Kamat's Insects: A Foreword


by Vikas Kamat
June 8, 2001

Foreword

While Dr. Kamat (my father that is, portrait, homepage) is man of diverse interests, he is an entomologist by his education (Ph.D. from SUNY), and has written about insects in widely read Kannada periodicals in India. My mother (portrait, homepage) and I have had put up with his constant fascination with ants, cockroaches, wasps, and beetles everywhere we went. For example, when we went to see Mysore in 1984, the city of palaces, he spent more time photographing the ants in the garden of the guesthouse than visiting the palaces. On another instance, to teach me the resilience of the cockroaches, he captured the fertile eggs of cockroaches in a sealed bottle and we watched it till what felt like eternity! (The baby roaches emerged one by one and since there was no food to eat, survived on their own egg shells for weeks. Then they ate the dead siblings. Yes, that was fascinating).

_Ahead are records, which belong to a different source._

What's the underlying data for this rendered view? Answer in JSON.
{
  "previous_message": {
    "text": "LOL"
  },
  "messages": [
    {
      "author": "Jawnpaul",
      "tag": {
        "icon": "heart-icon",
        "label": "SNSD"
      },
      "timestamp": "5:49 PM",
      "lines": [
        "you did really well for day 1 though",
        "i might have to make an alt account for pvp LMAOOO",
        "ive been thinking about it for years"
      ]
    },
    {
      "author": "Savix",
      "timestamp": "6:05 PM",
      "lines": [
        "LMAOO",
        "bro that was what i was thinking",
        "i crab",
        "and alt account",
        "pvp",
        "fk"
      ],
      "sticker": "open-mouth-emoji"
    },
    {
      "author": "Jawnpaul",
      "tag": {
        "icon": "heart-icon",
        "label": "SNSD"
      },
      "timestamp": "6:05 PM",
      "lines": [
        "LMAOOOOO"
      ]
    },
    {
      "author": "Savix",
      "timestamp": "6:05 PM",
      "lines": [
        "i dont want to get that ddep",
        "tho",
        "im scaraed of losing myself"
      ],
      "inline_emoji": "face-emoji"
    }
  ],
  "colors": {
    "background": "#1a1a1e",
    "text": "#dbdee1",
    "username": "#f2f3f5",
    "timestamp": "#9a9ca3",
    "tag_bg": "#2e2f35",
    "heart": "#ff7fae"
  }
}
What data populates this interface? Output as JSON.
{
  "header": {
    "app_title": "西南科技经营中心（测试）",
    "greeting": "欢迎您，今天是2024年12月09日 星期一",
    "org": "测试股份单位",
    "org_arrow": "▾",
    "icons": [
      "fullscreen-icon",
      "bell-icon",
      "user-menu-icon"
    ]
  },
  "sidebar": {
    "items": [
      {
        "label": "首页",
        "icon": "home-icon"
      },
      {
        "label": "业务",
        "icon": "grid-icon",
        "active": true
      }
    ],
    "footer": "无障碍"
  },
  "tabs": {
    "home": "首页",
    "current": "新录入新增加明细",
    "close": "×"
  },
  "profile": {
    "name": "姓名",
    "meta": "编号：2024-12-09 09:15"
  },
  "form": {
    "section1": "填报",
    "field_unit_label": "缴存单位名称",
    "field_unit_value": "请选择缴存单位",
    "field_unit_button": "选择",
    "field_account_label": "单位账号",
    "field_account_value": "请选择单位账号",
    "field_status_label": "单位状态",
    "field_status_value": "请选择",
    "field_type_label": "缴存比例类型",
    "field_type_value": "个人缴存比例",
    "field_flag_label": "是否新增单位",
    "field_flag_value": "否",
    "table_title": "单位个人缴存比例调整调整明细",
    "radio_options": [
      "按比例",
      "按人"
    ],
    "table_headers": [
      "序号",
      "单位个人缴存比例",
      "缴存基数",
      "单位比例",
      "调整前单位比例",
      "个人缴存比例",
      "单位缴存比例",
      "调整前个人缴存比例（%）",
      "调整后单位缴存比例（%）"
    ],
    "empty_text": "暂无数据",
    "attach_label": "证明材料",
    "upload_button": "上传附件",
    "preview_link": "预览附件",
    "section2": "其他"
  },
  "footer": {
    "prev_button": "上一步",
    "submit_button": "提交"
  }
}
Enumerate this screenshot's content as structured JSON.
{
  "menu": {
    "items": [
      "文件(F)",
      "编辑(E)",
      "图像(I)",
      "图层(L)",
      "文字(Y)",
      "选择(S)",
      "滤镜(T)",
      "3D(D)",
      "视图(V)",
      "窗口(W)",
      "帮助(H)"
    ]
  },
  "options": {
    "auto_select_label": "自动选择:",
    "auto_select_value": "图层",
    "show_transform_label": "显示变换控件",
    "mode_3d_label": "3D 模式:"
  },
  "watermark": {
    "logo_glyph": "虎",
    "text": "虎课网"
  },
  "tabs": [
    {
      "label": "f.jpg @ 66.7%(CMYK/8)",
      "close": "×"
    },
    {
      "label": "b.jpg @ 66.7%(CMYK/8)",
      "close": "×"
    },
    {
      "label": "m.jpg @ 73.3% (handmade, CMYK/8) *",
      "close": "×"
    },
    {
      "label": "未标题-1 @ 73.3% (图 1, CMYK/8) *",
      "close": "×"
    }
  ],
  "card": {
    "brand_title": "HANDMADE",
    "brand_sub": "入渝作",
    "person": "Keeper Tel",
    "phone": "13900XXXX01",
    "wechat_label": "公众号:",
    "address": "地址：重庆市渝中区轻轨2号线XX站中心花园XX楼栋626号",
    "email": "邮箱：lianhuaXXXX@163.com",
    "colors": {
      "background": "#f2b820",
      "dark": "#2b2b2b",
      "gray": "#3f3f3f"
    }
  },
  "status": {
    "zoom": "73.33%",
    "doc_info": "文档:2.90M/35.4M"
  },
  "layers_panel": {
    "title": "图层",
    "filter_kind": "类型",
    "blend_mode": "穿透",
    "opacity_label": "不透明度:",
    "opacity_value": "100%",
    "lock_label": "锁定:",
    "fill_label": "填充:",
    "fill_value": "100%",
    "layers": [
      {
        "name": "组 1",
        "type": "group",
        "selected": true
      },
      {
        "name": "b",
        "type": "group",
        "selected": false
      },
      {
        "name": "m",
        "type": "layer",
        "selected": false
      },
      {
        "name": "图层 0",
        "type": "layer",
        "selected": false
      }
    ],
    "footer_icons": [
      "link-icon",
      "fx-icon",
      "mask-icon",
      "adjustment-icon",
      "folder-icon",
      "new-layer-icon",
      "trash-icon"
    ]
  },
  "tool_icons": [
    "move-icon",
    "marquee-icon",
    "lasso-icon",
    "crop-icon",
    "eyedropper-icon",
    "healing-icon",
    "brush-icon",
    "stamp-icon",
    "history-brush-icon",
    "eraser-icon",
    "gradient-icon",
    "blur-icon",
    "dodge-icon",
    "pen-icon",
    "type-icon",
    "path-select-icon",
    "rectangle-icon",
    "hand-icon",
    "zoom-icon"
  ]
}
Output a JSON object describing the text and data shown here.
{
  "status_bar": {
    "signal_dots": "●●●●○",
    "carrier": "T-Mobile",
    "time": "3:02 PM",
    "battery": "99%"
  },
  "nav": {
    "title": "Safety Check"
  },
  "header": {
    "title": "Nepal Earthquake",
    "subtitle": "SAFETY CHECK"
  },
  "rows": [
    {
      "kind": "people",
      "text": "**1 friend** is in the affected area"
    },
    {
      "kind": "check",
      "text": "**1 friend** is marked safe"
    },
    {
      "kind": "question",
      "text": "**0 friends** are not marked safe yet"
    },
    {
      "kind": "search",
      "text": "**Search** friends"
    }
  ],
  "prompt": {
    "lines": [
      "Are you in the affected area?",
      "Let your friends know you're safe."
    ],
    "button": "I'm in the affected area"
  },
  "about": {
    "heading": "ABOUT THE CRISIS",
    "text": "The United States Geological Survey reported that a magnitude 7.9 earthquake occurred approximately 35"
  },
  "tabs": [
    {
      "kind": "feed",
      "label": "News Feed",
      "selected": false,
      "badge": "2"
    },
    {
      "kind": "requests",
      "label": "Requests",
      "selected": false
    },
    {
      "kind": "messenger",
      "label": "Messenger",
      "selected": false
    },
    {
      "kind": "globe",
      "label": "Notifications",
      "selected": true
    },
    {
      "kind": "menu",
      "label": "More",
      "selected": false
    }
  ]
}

Father would always point out lessons from the insect world -- equality (and even dominance) of the females, the hard work of the ants, and drew numerous caricatures to illustrate them.

When I asked him to write about insects for Kamat's Potpourri, much to my surprise he declined saying that there was plenty of reading material in English language about the insects. But I think that the way my father looks at insects is different than other people look at them and I have built this section primarily based on his prior published works (see Cover of his Book on insects), and from his vast picture archive.